Le Clermontais (mais c'est le cas pour tout le Coeur d'Hérault) a une activité principalement présentielle. C'est à dire que les revenus de cette activité proviennent des personnes qui habitent ou qui visitent notre territoire. Aller au restaurant, faire ses courses sur un marché, solliciter un artisan chez soi ou visiter un musée sont quelques exemples d'une activité présentielle. A l'inverse, l'activité non présentielle est celle dont les revenus viennent de l'extérieur du territoire ; cela va des revenus des enseignants jusqu'à la vente de produits et de services hors du territoire.

Si j'exclue les revenus financiers et fonciers, c'est qu'ils sont très peu redistributifs. Je ne les occulte pas, mais je constate comme beaucoup d'observateurs que ces revenus-là sont plutôt spéculatifs et qu'il est très rare que quelqu'un liquide son épargne ou vende des terrains pour créer une entreprise. Je ne désespère pas que prochainement les rentiers ouvrent les yeux ...

Mais aujourd'hui, si nous voulons que les salariés soient moins précaires, mieux rémunérés et plus nombreux, alors il faut faire rentrer de la richesse sur le territoire. Et de façon caricaturale, pour notre territoire du Clermontais avec ses 24.111 habitants, l'avenir des 5.900 salariés du privé (inclus les chefs d'entreprises et professions libérales rémunérés par leur activité) et des 1.470 demandeurs d'emploi dépend directement d'eux-mêmes.

Il y a deux façons de faire rentrer de la richesse, soit que des personnes extérieures viennent le dépenser ici (ce sont les touristes et les professionnels de passage), soit que des revenus proviennent de la vente de produits et de services à l'extérieur. Sur ce dernier axe, le Clermontais dispose déjà d'une activité exportatrice, c'est le vin. Mais on trouve aussi quelques entreprises comme Contralco à Gignac (12 millions d'éthylotests vendus chaque année) ou Irrifrance à Paulhan.

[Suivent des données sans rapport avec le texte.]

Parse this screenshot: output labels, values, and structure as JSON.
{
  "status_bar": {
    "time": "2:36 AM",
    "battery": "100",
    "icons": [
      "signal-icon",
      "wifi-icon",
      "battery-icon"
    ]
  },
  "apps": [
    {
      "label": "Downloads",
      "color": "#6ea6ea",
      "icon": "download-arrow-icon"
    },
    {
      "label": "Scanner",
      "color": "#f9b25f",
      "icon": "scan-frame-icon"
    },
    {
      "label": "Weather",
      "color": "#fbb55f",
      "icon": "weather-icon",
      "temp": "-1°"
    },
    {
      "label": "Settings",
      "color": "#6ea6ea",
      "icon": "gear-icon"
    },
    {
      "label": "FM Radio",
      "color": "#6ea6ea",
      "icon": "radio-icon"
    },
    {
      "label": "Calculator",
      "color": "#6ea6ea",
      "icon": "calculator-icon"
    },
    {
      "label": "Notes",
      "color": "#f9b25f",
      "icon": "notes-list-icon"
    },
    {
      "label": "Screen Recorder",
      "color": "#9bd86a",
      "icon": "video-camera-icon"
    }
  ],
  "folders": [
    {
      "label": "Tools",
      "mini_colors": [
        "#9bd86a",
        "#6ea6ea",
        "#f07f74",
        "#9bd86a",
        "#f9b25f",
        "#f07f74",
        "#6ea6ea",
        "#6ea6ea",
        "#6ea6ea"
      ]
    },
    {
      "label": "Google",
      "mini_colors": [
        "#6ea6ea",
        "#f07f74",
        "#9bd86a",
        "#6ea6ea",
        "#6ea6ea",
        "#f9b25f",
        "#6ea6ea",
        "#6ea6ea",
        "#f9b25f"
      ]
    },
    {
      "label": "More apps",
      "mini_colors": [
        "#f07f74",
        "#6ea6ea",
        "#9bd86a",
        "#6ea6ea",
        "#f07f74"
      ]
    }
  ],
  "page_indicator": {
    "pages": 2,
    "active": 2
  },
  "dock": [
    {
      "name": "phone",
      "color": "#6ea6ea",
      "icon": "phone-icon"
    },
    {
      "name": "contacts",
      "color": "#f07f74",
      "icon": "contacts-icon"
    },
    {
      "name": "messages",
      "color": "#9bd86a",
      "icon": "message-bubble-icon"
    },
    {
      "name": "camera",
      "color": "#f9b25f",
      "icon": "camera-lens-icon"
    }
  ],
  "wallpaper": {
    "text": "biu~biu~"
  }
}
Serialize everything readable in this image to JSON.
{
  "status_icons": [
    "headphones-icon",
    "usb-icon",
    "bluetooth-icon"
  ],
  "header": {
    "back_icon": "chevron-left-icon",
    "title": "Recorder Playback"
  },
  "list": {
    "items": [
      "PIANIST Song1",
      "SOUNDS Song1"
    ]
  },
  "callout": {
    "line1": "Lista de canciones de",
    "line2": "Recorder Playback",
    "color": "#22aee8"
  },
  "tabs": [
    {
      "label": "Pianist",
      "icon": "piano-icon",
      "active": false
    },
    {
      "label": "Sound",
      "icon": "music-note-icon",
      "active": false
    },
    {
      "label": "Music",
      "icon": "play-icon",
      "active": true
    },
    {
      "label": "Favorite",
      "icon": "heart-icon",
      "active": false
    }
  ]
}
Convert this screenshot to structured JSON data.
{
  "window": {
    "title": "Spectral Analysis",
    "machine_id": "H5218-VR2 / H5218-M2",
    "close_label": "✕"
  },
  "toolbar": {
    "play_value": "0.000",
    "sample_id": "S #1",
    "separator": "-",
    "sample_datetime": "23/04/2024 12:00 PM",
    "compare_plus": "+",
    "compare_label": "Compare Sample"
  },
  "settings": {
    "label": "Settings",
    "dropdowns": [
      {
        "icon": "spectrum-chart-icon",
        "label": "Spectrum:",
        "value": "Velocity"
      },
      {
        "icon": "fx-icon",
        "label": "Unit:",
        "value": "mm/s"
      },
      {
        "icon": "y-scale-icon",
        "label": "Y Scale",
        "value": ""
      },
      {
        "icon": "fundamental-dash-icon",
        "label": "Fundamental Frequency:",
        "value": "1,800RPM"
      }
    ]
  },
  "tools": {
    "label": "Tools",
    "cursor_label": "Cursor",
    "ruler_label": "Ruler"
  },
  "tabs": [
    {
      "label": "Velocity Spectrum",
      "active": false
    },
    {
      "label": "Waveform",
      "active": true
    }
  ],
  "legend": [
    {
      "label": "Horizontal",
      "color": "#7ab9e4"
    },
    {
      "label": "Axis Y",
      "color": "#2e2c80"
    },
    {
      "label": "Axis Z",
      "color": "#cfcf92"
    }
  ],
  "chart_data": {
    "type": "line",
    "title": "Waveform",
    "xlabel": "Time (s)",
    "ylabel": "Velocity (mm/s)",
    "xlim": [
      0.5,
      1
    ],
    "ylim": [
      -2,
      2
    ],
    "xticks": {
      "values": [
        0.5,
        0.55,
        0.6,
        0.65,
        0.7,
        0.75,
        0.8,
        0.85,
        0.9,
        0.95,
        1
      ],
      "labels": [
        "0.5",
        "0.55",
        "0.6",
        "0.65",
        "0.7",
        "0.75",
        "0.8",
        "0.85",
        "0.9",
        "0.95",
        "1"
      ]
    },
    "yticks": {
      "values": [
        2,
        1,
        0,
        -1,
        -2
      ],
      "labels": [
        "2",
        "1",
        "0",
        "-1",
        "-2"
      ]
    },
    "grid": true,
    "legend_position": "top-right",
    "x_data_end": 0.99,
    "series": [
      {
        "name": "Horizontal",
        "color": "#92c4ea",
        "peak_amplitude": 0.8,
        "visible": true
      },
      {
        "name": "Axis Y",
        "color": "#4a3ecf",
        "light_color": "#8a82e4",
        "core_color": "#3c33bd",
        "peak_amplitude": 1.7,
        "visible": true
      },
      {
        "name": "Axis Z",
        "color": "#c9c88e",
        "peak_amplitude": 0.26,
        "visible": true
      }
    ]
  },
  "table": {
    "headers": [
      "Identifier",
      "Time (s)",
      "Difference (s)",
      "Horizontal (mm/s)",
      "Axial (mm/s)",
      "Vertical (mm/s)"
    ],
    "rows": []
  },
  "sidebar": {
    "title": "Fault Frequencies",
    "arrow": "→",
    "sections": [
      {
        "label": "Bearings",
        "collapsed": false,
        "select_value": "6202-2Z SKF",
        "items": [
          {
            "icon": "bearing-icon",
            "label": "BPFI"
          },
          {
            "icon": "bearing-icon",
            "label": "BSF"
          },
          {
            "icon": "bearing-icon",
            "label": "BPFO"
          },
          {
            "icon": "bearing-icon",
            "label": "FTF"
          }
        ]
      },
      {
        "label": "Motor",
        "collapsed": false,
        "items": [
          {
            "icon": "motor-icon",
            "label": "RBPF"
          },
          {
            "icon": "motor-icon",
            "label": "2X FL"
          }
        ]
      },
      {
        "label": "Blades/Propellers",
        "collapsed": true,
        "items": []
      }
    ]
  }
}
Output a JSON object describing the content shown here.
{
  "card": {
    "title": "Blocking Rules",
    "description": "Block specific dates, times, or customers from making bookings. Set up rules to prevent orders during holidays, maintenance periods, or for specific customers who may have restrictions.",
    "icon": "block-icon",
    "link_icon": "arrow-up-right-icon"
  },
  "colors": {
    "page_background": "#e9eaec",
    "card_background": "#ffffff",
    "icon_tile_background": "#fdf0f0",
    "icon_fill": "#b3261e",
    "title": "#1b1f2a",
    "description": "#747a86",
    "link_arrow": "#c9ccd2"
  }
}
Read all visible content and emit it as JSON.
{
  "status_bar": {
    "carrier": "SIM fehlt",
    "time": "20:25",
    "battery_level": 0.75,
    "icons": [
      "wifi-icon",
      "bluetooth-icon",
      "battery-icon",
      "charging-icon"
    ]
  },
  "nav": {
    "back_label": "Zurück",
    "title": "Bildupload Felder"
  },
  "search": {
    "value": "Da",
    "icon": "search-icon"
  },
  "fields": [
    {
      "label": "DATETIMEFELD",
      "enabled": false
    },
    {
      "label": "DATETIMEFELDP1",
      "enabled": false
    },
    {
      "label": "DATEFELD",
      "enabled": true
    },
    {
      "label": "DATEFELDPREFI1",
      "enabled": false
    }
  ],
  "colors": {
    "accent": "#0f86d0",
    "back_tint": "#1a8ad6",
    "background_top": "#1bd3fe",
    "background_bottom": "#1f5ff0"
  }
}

Sur le Clermontais, et plus généralement sur le Coeur d'Hérault, nous avons d'énormes atouts. Déjà, le potentiel touristique est sous-utilisé. Il ne faut pas se contenter de vivre sur ses lauriers, il faut rendre le territoire encore plus attractif. L'offre d'hébergement est toujours aussi déficitaire, et le territoire ne fixe pas ses touristes. L'oeno-tourisme pourrait aussi être développé, avec des circuits pédagogiques. Le lien ferroviaire avec la méditerranée constitue une perspective de développement touristique, et les communes d'Agde et de Pézenas sont demandeuses de s'ouvrir vers le Coeur d'Hérault.

Autre atout du Coeur d'Hérault, ce sont des zones d'activité avec du foncier disponible. Il ne faut pas les gaspiller en y laissant s'installer des supermarchés et des commerces qui ne vivront que de l'activité présentielle. Il faut une stratégie territoriale de développement d'une activité exportatrice et pourvoyeuse d'emplois. Ainsi, combien de régions se bagarrent pour recevoir des centres d'appel ?

Le commerce local, l'artisanat et les emplois de service aux personnes ne pourront se développer que si notre territoire crée de la richesse ; et ceci presque automatiquement. Mais il faut pour cela mettre des locomotives en tête des convois ...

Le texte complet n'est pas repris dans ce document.